Reach your project milestones succesfully, with our extensively equipped cell culture platform to cover all your needs.
Cell culture expertise
- Primary cells and cell line sourcing network
- 2D cell culture : plating, amplification, differentiation...
- Co-culture and 3D models (spheroids – organoids)
- Cell line engineering
- Physiological culturing conditions: oxygen controlled conditions (hypoxia) – dynamic culture format (microfluidic)
Equipment and resources
- Hypoxia work station & cool device
- Phase contrast fluorescence microscopy platform
- Microfluidic platform (to reproduce in-Vivo like conditions)
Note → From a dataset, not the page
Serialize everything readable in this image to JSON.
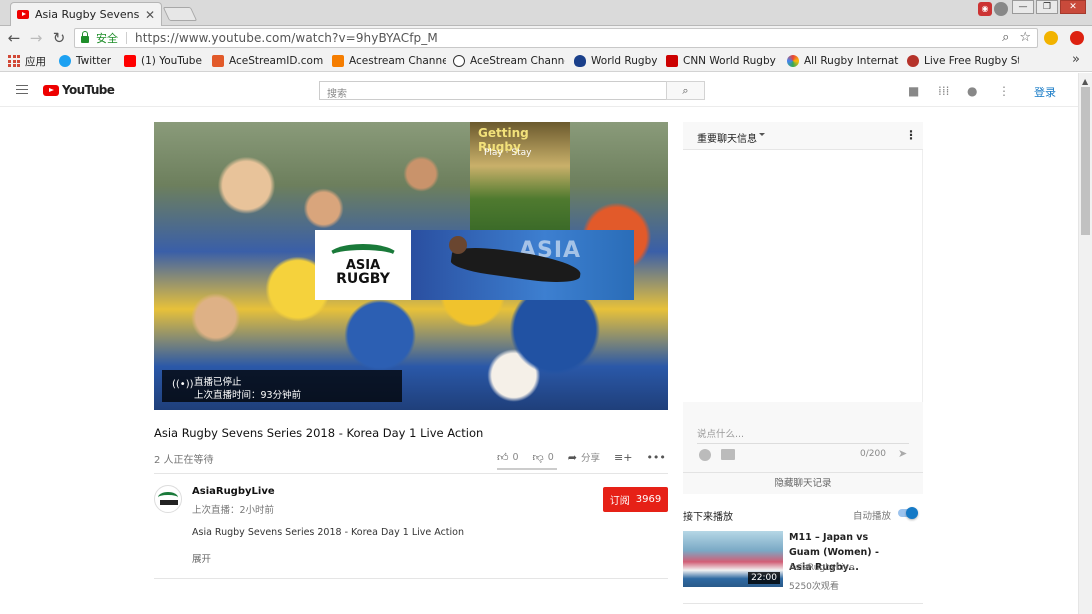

- Access to external platforms : mass spectrometry – flow cytometry – cell irradiation platform
- Co-develop a complete research model based on your needs
- Combine your cell culture project with any of our other platforms
- We accompany you with solutions throughout your entire project: from treatment to readout analysis
Discover some Cell culture case studies
Evaluating the impact of key cell-culture parameter modulation on the predictivity for the identification of specific inhibitors and biomarkers on cancer models
Our customer needed to investigate whether modulating key culture parameters could improve the predictivity of their colorectal cancer cell-based methodology used to select CDK8 inhibitors and/or identify biomarkers.
We performed comparative analysis for them, which involved developing two HT-29 colorectal cancer models: as monolayers in a conventional incubator and as 3D spheroids under physioxia, in the presence/absence of gamma-interferon.
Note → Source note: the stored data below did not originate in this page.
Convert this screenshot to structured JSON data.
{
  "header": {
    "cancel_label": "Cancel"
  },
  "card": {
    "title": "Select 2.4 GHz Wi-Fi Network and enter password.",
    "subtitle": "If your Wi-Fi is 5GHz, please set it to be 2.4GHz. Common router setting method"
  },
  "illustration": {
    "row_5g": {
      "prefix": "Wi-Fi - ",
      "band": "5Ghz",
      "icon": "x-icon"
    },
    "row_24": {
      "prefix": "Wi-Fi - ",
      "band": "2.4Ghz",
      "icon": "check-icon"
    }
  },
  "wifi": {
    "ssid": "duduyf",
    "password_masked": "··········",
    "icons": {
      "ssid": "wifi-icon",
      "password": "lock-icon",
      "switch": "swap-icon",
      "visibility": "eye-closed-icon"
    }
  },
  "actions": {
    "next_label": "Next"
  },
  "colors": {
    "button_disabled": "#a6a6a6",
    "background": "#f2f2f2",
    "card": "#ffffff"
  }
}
On each model, a viability assay was performed after 3 days incubation time with inhibitors, followed by large-scale proteome profiling analysis on 2000 targets from each cell lysates.
Development of cost effective and robust 3D Colorectal Cancer models for physiological drug response analysis
Our customer needed to obtain in-vivo like responses to drug treatment, through monitoring parameters such as gene expression, biomarker analysis, cellular viability, invasion capability.
We established and implemented a physiologically relevant 3D Colorectal cancer cell-based assay. To answer questions related to variations at transcription and protein level, our methodology required long-term imaging at controlled temperature and gas levels (CO2 and O2), on both 3D cellular models and patient-derived samples. Impact of an anti-cancerous drug was investigated on colon cell lines (HT-29, HCT116 and LS174T) in conventional 2D monolayer and 3D spheroid cultures, in hypoxia or normoxia. Methods used were metastatic invasion assay, gene expression analysis by RT-PCR on hypoxic response and oncopathway genes, and large-scale protein profiling to detect proteomic levels of metalloproteinases and surface proteins known to be involved in colorectal cancer invasion.